Where they are
Before 2015, Ohio had only one syringe program: a van operating out of a driveway in Cleveland.
The legislature legalized syringe programs — sometimes called “needle exchange” programs — in 2015 in response to the state’s drug overdose epidemic. Syringe programs are one of the most proven ways to reduce death and transmission of infectious disease, and to get heroin users into treatment, but they remain unpopular among some elected officials and a minority of the public.
Syringe programs provide intravenous drug users with sterile needles and syringes, usually in exchange for dirty ones that are turned in and destroyed.
Do syringe programs work?
The Centers for Disease Control reports that syringe programs reduce death and transmission of HIV and hepatitis C, and increase entrance of heroin users into treatment by a factor of five.
Critics sometimes claim that this increases (enables) drug use and increases crime. But repeated studies show the opposite is true. Syringe programs don’t increase drug use or crime or needles on the street as litter.
Poll: Ohioans favor syringe programs
Even the idea that syringe programs are politically unpopular turns out to be contrary to evidence. Last year, the Ohio Health Issues Poll found that needle exchanges were favored by 50% to 42% by Ohioans — not medical-marijuana-style level support but certainly not “unpopular.”
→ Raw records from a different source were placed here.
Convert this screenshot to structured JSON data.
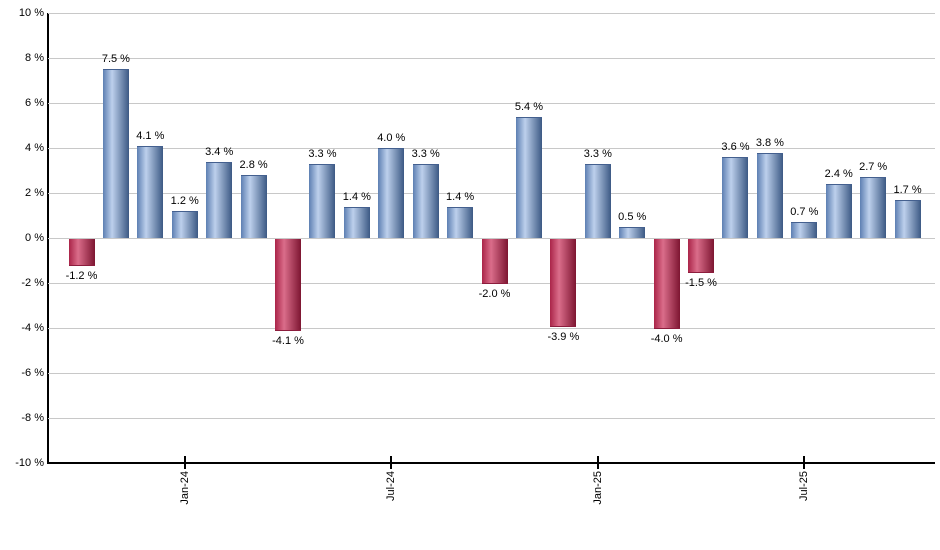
{
  "chart_data": {
    "type": "bar",
    "title": "",
    "xlabel": "",
    "ylabel": "",
    "values": [
      -1.2,
      7.5,
      4.1,
      1.2,
      3.4,
      2.8,
      -4.1,
      3.3,
      1.4,
      4.0,
      3.3,
      1.4,
      -2.0,
      5.4,
      -3.9,
      3.3,
      0.5,
      -4.0,
      -1.5,
      3.6,
      3.8,
      0.7,
      2.4,
      2.7,
      1.7
    ],
    "value_labels": [
      "-1.2 %",
      "7.5 %",
      "4.1 %",
      "1.2 %",
      "3.4 %",
      "2.8 %",
      "-4.1 %",
      "3.3 %",
      "1.4 %",
      "4.0 %",
      "3.3 %",
      "1.4 %",
      "-2.0 %",
      "5.4 %",
      "-3.9 %",
      "3.3 %",
      "0.5 %",
      "-4.0 %",
      "-1.5 %",
      "3.6 %",
      "3.8 %",
      "0.7 %",
      "2.4 %",
      "2.7 %",
      "1.7 %"
    ],
    "x_ticks": [
      {
        "index": 3,
        "label": "Jan-24"
      },
      {
        "index": 9,
        "label": "Jul-24"
      },
      {
        "index": 15,
        "label": "Jan-25"
      },
      {
        "index": 21,
        "label": "Jul-25"
      }
    ],
    "y_ticks": [
      "10 %",
      "8 %",
      "6 %",
      "4 %",
      "2 %",
      "0 %",
      "-2 %",
      "-4 %",
      "-6 %",
      "-8 %",
      "-10 %"
    ],
    "y_axis": {
      "min": -10,
      "max": 10,
      "step": 2
    },
    "grid": "horizontal",
    "legend_position": "none",
    "colors": {
      "positive_bar_left": "#5d7fb2",
      "positive_bar_light": "#bdd0ec",
      "positive_bar_right": "#3c5984",
      "positive_bar_cap": "#44608f",
      "negative_bar_left": "#aa2448",
      "negative_bar_light": "#da6d8a",
      "negative_bar_right": "#7d1531",
      "negative_bar_cap": "#8c1d3d",
      "gridline": "#c8c8c8",
      "axis": "#000000",
      "label_text": "#000000"
    }
  }
}
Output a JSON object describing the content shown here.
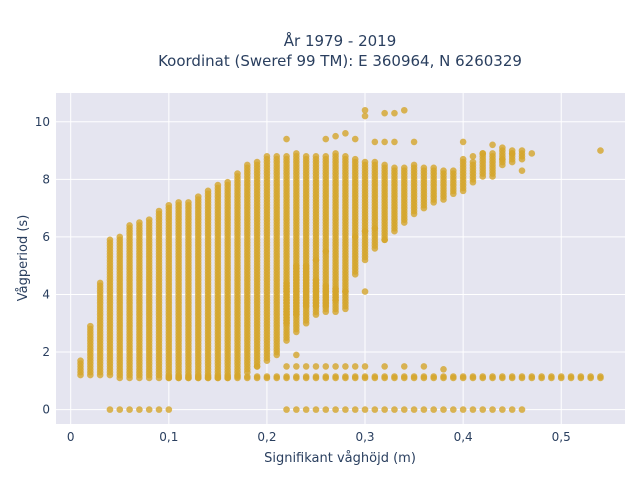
{
  "chart_data": {
    "type": "scatter",
    "title_lines": [
      "År 1979 - 2019",
      "Koordinat (Sweref 99 TM): E 360964, N 6260329"
    ],
    "xlabel": "Signifikant våghöjd (m)",
    "ylabel": "Vågperiod (s)",
    "xlim": [
      -0.015,
      0.565
    ],
    "ylim": [
      -0.5,
      11.0
    ],
    "x_ticks": [
      0,
      0.1,
      0.2,
      0.3,
      0.4,
      0.5
    ],
    "x_tick_labels": [
      "0",
      "0,1",
      "0,2",
      "0,3",
      "0,4",
      "0,5"
    ],
    "y_ticks": [
      0,
      2,
      4,
      6,
      8,
      10
    ],
    "y_tick_labels": [
      "0",
      "2",
      "4",
      "6",
      "8",
      "10"
    ],
    "grid": true,
    "marker_color": "#d4a52a",
    "plot_bg": "#e5e5f0",
    "series": [
      {
        "description": "main band: for each wave height, a vertical run of wave periods [x, y_min, y_max]",
        "columns": [
          [
            0.01,
            1.2,
            1.7
          ],
          [
            0.02,
            1.2,
            2.9
          ],
          [
            0.03,
            1.2,
            4.4
          ],
          [
            0.04,
            1.2,
            5.9
          ],
          [
            0.05,
            1.1,
            6.0
          ],
          [
            0.06,
            1.1,
            6.4
          ],
          [
            0.07,
            1.1,
            6.5
          ],
          [
            0.08,
            1.1,
            6.6
          ],
          [
            0.09,
            1.1,
            6.9
          ],
          [
            0.1,
            1.1,
            7.1
          ],
          [
            0.11,
            1.1,
            7.2
          ],
          [
            0.12,
            1.1,
            7.2
          ],
          [
            0.13,
            1.1,
            7.4
          ],
          [
            0.14,
            1.1,
            7.6
          ],
          [
            0.15,
            1.1,
            7.8
          ],
          [
            0.16,
            1.1,
            7.9
          ],
          [
            0.17,
            1.2,
            8.2
          ],
          [
            0.18,
            1.3,
            8.5
          ],
          [
            0.19,
            1.5,
            8.6
          ],
          [
            0.2,
            1.7,
            8.8
          ],
          [
            0.21,
            2.0,
            8.8
          ],
          [
            0.22,
            2.4,
            8.8
          ],
          [
            0.23,
            2.7,
            8.9
          ],
          [
            0.24,
            3.0,
            8.8
          ],
          [
            0.25,
            3.3,
            8.8
          ],
          [
            0.26,
            3.6,
            8.8
          ],
          [
            0.27,
            3.8,
            8.9
          ],
          [
            0.28,
            4.1,
            8.8
          ],
          [
            0.29,
            4.7,
            8.7
          ],
          [
            0.3,
            5.2,
            8.6
          ],
          [
            0.31,
            5.6,
            8.6
          ],
          [
            0.32,
            5.9,
            8.5
          ],
          [
            0.33,
            6.2,
            8.4
          ],
          [
            0.34,
            6.5,
            8.4
          ],
          [
            0.35,
            6.8,
            8.5
          ],
          [
            0.36,
            7.0,
            8.4
          ],
          [
            0.37,
            7.2,
            8.4
          ],
          [
            0.38,
            7.3,
            8.3
          ],
          [
            0.39,
            7.5,
            8.3
          ],
          [
            0.4,
            7.6,
            8.7
          ],
          [
            0.41,
            7.9,
            8.6
          ],
          [
            0.42,
            8.1,
            8.9
          ],
          [
            0.43,
            8.1,
            8.9
          ],
          [
            0.44,
            8.5,
            9.1
          ],
          [
            0.45,
            8.6,
            9.0
          ],
          [
            0.46,
            8.8,
            9.0
          ]
        ],
        "lower_branch": [
          [
            0.22,
            3.0,
            4.4
          ],
          [
            0.23,
            3.3,
            5.0
          ],
          [
            0.24,
            3.6,
            5.0
          ],
          [
            0.25,
            3.6,
            4.5
          ],
          [
            0.26,
            3.4,
            4.3
          ],
          [
            0.27,
            3.4,
            4.2
          ],
          [
            0.28,
            3.5,
            4.1
          ]
        ]
      },
      {
        "description": "low-period band near 1.1 s",
        "x_start": 0.1,
        "x_end": 0.54,
        "step": 0.01,
        "y": 1.1
      },
      {
        "description": "calm / zero-period points",
        "x": [
          0.04,
          0.05,
          0.06,
          0.07,
          0.08,
          0.09,
          0.1,
          0.22,
          0.23,
          0.24,
          0.25,
          0.26,
          0.27,
          0.28,
          0.29,
          0.3,
          0.31,
          0.32,
          0.33,
          0.34,
          0.35,
          0.36,
          0.37,
          0.38,
          0.39,
          0.4,
          0.41,
          0.42,
          0.43,
          0.44,
          0.45,
          0.46
        ],
        "y": 0
      },
      {
        "description": "scattered outliers",
        "points": [
          [
            0.3,
            10.4
          ],
          [
            0.3,
            10.2
          ],
          [
            0.32,
            10.3
          ],
          [
            0.33,
            10.3
          ],
          [
            0.34,
            10.4
          ],
          [
            0.22,
            9.4
          ],
          [
            0.26,
            9.4
          ],
          [
            0.27,
            9.5
          ],
          [
            0.28,
            9.6
          ],
          [
            0.29,
            9.4
          ],
          [
            0.31,
            9.3
          ],
          [
            0.32,
            9.3
          ],
          [
            0.33,
            9.3
          ],
          [
            0.35,
            9.3
          ],
          [
            0.4,
            9.3
          ],
          [
            0.41,
            8.8
          ],
          [
            0.42,
            8.9
          ],
          [
            0.43,
            9.2
          ],
          [
            0.44,
            8.7
          ],
          [
            0.45,
            8.9
          ],
          [
            0.46,
            8.7
          ],
          [
            0.47,
            8.9
          ],
          [
            0.54,
            9.0
          ],
          [
            0.46,
            8.3
          ],
          [
            0.3,
            4.1
          ],
          [
            0.29,
            6.0
          ],
          [
            0.3,
            6.2
          ],
          [
            0.31,
            6.3
          ],
          [
            0.32,
            5.9
          ],
          [
            0.25,
            5.2
          ],
          [
            0.26,
            5.5
          ],
          [
            0.23,
            1.9
          ],
          [
            0.21,
            1.9
          ],
          [
            0.19,
            1.5
          ],
          [
            0.22,
            1.5
          ],
          [
            0.23,
            1.5
          ],
          [
            0.24,
            1.5
          ],
          [
            0.25,
            1.5
          ],
          [
            0.26,
            1.5
          ],
          [
            0.27,
            1.5
          ],
          [
            0.28,
            1.5
          ],
          [
            0.29,
            1.5
          ],
          [
            0.3,
            1.5
          ],
          [
            0.32,
            1.5
          ],
          [
            0.34,
            1.5
          ],
          [
            0.36,
            1.5
          ],
          [
            0.38,
            1.4
          ]
        ]
      }
    ]
  }
}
Support also favors by age and party affiliation.
Other Ohio counties are considering starting syringe programs. Lorain County, near Cleveland, already has approval and funding and should open this fall.
Hamilton County (Cincinnati) revamped its syringe program at the start of 2018 to use a large mobile RV that now also goes to neighboring Butler and Clermont counties.
Even some rural counties have successful programs. Gallia County provides sterile needles and syringes to 50 to 100 drug users every week. A few syringe programs operate quietly, unmentioned on the internet even though they’re government approved.
Private donors — rather than local governments — often fund a large share or all of the program’s budgets, which range from $5,000 a year to a few hundred thousand, depending on how often they’re open, how many people they serve and what services they provide.
The state of Ohio provides no money. On July 5, the Ohio Department of Health filed a form to allow federal HIV Prevention funds to be used to pay some of the costs of local syringe programs. The amount of federal funds the programs will receive is unclear. Federal funds cannot be used to purchase syringes or needles but can be used for other purposes, such as staff and the cost of HIV testing.